Lavrenty Pavlovich at the same time developed a vigorous activity, preparing to strike a blow at the party organizations. He fabricated some kind of document on the state of affairs in the leadership of Ukraine, preparing to strike the first blow against the Ukrainian party organization. The chief of the MGB and the Ministry of Internal Affairs in Molotov and Malenkov did not see serious rivals, and Khrushchev did not take into account at all - he was too peasant for him and not educated. But the party, in alliance with the army, struck first. The star of Lavrenty Pavlovich Beria set on June 26, 1953, on the day when an extraordinary meeting of the Presidium of the CPSU Central Committee was convened. There are still many ambiguities in the details of Beria's arrest, as if the Smoker from the TV series about agents Mulder and Scul-Pee had shrouded everything in a veil of several levels of lies. However, to "launch into circulation" several versions of the arrest,and later, the rustic and baggy Nikita Sergeevich guessed the execution of the once all-powerful Lavro.

It can be reliably said that at the meeting, colleagues subjected Lavrenty Pavlovich to sharp criticism. Then Georgy Konstantinovich Zhukov entered the hall, accompanied by several generals. The generals pointed their pistols at Beria, and Marshal Zhukov approached him from behind and ordered: “Get up! You're under arrest! At the same time, the legendary commander slightly wrung his hands and, raising them, shook them. Then Lavrenty Pavlovich turned very pale and temporarily lost the power of speech. '

FROM ARREST TO VERDICTION

From the Kremlin, surrounded by a tight guard of the MGB-MVD, Beria was either taken out in a representative ZIS, wrapped in a carpet so that the guards would not suspect anything, or they brought cadets of the CEC school into the territory of the Kremlin and took him out under an escort of 30 communist officers as part of a whole column of five ZIS-110. At the same time, the regiment of Beria troops stationed in the Lefortovo barracks was blocked by army units. Lavrenty Pavlovich was taken first to the garrison guardhouse, and then to the headquarters of the Moscow Military District, where he was assigned a separate room with an area of 12 square meters.
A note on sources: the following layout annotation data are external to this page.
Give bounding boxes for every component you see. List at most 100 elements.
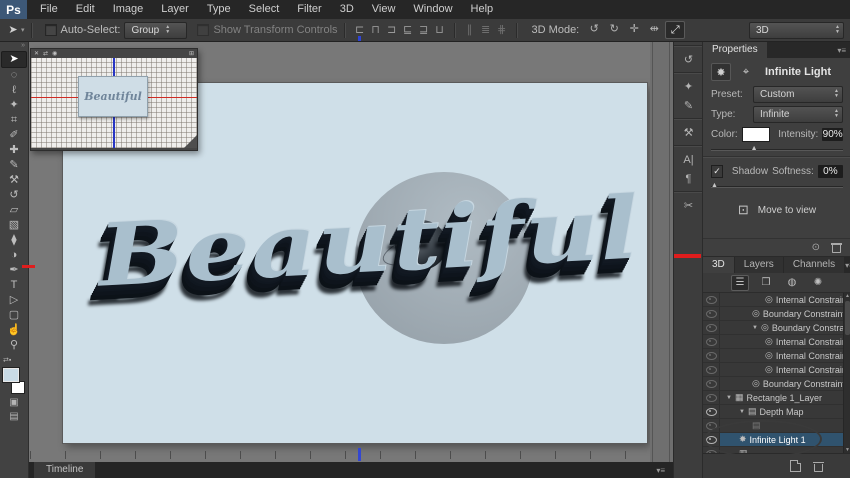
layer-row-content[interactable]: ▼◎Boundary Constraint 8 — [720, 321, 844, 334]
toolbar-collapse-icon[interactable]: » — [0, 42, 28, 51]
visibility-cell[interactable] — [703, 293, 720, 306]
auto-select-target-dropdown[interactable]: Group ▲▼ — [124, 22, 187, 39]
type-dropdown[interactable]: Infinite ▲▼ — [753, 106, 843, 123]
eye-icon[interactable] — [706, 366, 717, 374]
tab-channels[interactable]: Channels — [784, 257, 844, 273]
menu-type[interactable]: Type — [198, 0, 240, 19]
dodge-tool[interactable]: ◑ — [2, 248, 26, 263]
materials-filter-icon[interactable]: ◍ — [783, 275, 801, 291]
visibility-cell[interactable] — [703, 363, 720, 376]
layer-row[interactable]: ▼▤Depth Map — [703, 405, 844, 419]
panel-menu-icon[interactable]: ▾≡ — [837, 46, 846, 55]
brush-tool[interactable]: ✎ — [2, 158, 26, 173]
distribute-horizontal-icon[interactable]: ∥ — [462, 22, 478, 38]
crop-tool[interactable]: ⌗ — [2, 113, 26, 128]
gradient-tool[interactable]: ▧ — [2, 218, 26, 233]
scroll-up-icon[interactable]: ▲ — [845, 293, 850, 299]
layer-row[interactable]: ▼▦Rectangle 1_Layer — [703, 391, 844, 405]
quick-selection-tool[interactable]: ✦ — [2, 98, 26, 113]
tab-layers[interactable]: Layers — [735, 257, 783, 273]
resize-corner-handle[interactable] — [184, 135, 197, 148]
secondary-3d-view[interactable]: ✕⇄◉ ⊞ Beautiful — [30, 48, 198, 151]
tool-preset-dropdown-icon[interactable]: ▾ — [21, 26, 25, 34]
menu-help[interactable]: Help — [462, 0, 503, 19]
screen-mode-icon[interactable]: ▤ — [2, 411, 26, 422]
history-brush-tool[interactable]: ↺ — [2, 188, 26, 203]
scrollbar[interactable]: ▲ ▼ — [843, 293, 850, 453]
intensity-value-field[interactable]: 90% — [822, 128, 843, 141]
brushes-panel-icon[interactable]: ✎ — [674, 96, 703, 115]
align-top-edges-icon[interactable]: ⊑ — [400, 22, 416, 38]
swap-view-icon[interactable]: ⇄ — [43, 50, 48, 57]
3d-rotate-icon[interactable]: ↺ — [585, 21, 603, 37]
eye-icon[interactable] — [706, 324, 717, 332]
layer-row-content[interactable]: ◎Internal Constraint 6 — [720, 293, 844, 306]
menu-file[interactable]: File — [31, 0, 67, 19]
menu-edit[interactable]: Edit — [67, 0, 104, 19]
layer-row-content[interactable]: ◎Internal Constraint... — [720, 349, 844, 362]
layer-row-content[interactable]: ▼▦Rectangle 1_Layer — [720, 391, 844, 404]
tab-3d[interactable]: 3D — [703, 257, 734, 273]
visibility-cell[interactable] — [703, 405, 720, 418]
layer-row-content[interactable]: ◎Boundary Constraint 7 — [720, 307, 844, 320]
marquee-tool[interactable]: ◌ — [2, 68, 26, 83]
light-coordinates-icon[interactable]: ⌖ — [736, 63, 756, 81]
hand-tool[interactable]: ☝ — [2, 323, 26, 338]
tab-properties[interactable]: Properties — [703, 42, 767, 58]
scrollbar-thumb[interactable] — [845, 301, 850, 335]
intensity-slider[interactable]: ▲ — [711, 145, 843, 153]
layer-row-content[interactable]: ◎Internal Constraint 9 — [720, 335, 844, 348]
expand-triangle-icon[interactable]: ▼ — [739, 409, 745, 415]
expand-triangle-icon[interactable]: ▼ — [726, 395, 732, 401]
eye-icon[interactable] — [706, 296, 717, 304]
foreground-color-swatch[interactable] — [3, 368, 19, 382]
visibility-cell[interactable] — [703, 335, 720, 348]
eye-icon[interactable] — [706, 352, 717, 360]
3d-scale-icon[interactable]: ⤢ — [665, 21, 685, 39]
new-item-icon[interactable] — [790, 460, 801, 472]
visibility-cell[interactable] — [703, 307, 720, 320]
3d-roll-icon[interactable]: ↻ — [605, 21, 623, 37]
visibility-cell[interactable] — [703, 391, 720, 404]
menu-layer[interactable]: Layer — [152, 0, 198, 19]
panel-menu-icon[interactable]: ▾≡ — [845, 261, 850, 270]
close-icon[interactable]: ✕ — [34, 50, 39, 57]
menu-filter[interactable]: Filter — [288, 0, 330, 19]
layer-row[interactable]: ◎Boundary Constraint 12 — [703, 377, 844, 391]
light-properties-icon[interactable]: ✸ — [711, 63, 731, 81]
timeline-playhead[interactable] — [358, 448, 361, 461]
eyedropper-tool[interactable]: ✐ — [2, 128, 26, 143]
delete-icon[interactable] — [814, 461, 823, 472]
layer-row[interactable]: ◎Internal Constraint... — [703, 363, 844, 377]
move-tool-icon[interactable]: ➤ — [5, 22, 21, 38]
clone-source-panel-icon[interactable]: ⚒ — [674, 123, 703, 142]
blur-tool[interactable]: ⧫ — [2, 233, 26, 248]
3d-slide-icon[interactable]: ⇹ — [645, 21, 663, 37]
3d-text-object[interactable]: Beautiful — [36, 174, 701, 309]
expand-triangle-icon[interactable]: ▼ — [752, 325, 758, 331]
distribute-spacing-icon[interactable]: ⋕ — [494, 22, 510, 38]
lasso-tool[interactable]: ℓ — [2, 83, 26, 98]
layer-row-content[interactable]: ◎Boundary Constraint 12 — [720, 377, 844, 390]
camera-icon[interactable]: ◉ — [52, 50, 57, 57]
visibility-cell[interactable] — [703, 349, 720, 362]
intensity-slider-thumb[interactable]: ▲ — [751, 145, 758, 153]
background-color-swatch[interactable] — [11, 381, 25, 394]
toggle-light-icon[interactable]: ⊙ — [812, 242, 820, 253]
eye-icon[interactable] — [706, 310, 717, 318]
history-panel-icon[interactable]: ↺ — [674, 50, 703, 69]
show-transform-checkbox[interactable] — [197, 24, 209, 36]
scene-filter-icon[interactable]: ☰ — [731, 275, 749, 291]
move-tool[interactable]: ➤ — [1, 51, 27, 68]
eraser-tool[interactable]: ▱ — [2, 203, 26, 218]
tab-timeline[interactable]: Timeline — [34, 462, 95, 478]
visibility-cell[interactable] — [703, 377, 720, 390]
swap-colors-icon[interactable]: ⇄▪ — [1, 356, 27, 364]
layer-row[interactable]: ◎Boundary Constraint 7 — [703, 307, 844, 321]
move-to-view-button[interactable]: ⊡ Move to view — [703, 202, 850, 218]
eye-icon[interactable] — [706, 380, 717, 388]
light-color-swatch[interactable] — [742, 127, 771, 142]
workspace-dropdown[interactable]: 3D ▲▼ — [749, 22, 844, 39]
path-selection-tool[interactable]: ▷ — [2, 293, 26, 308]
menu-window[interactable]: Window — [404, 0, 461, 19]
In early July, a special Plenum of the CPSU Central Committee "On the criminal anti-party and anti-state actions of Beria" was convened. Khrushchev was entrusted with leading the meeting, and the main speaker was Georgy Maksimilianovich Malenkov, Chairman of the Council of Ministers of the USSR. During the plenum, party comrades found out that Lavrenty Pavlovich was not any comrade, but was "the most vile traitor and traitor to the interests of the party", "scum", "scoundrel" and "scoundrel." During the debate Malenkov said: "He considered us simpletons." Khrushchev supported him: "But we were not such simpletons as he thought."

Beria, I must say, felt rather well in captivity. He regularly made scandals: he demanded "decent food", then a woman, then he was indignant at the fact that he was arrested by "random people." The investigation lasted several months. The trial was held behind closed doors on the first floor of the same building of the Moscow Military District from 18 to 23 December 1953, under the chairmanship of another outstanding Soviet commander, Marshal Ivan Stepanovich Konev. The public prosecutor was the USSR Prosecutor General Roman Andreevich Rudenko, known for being the Chief Prosecutor from the Soviet Union at the Nuremberg trials in the case of Nazi criminals. In accordance with the verdict of the court, Beria and six of his closest henchmen were shot on New Year's Eve.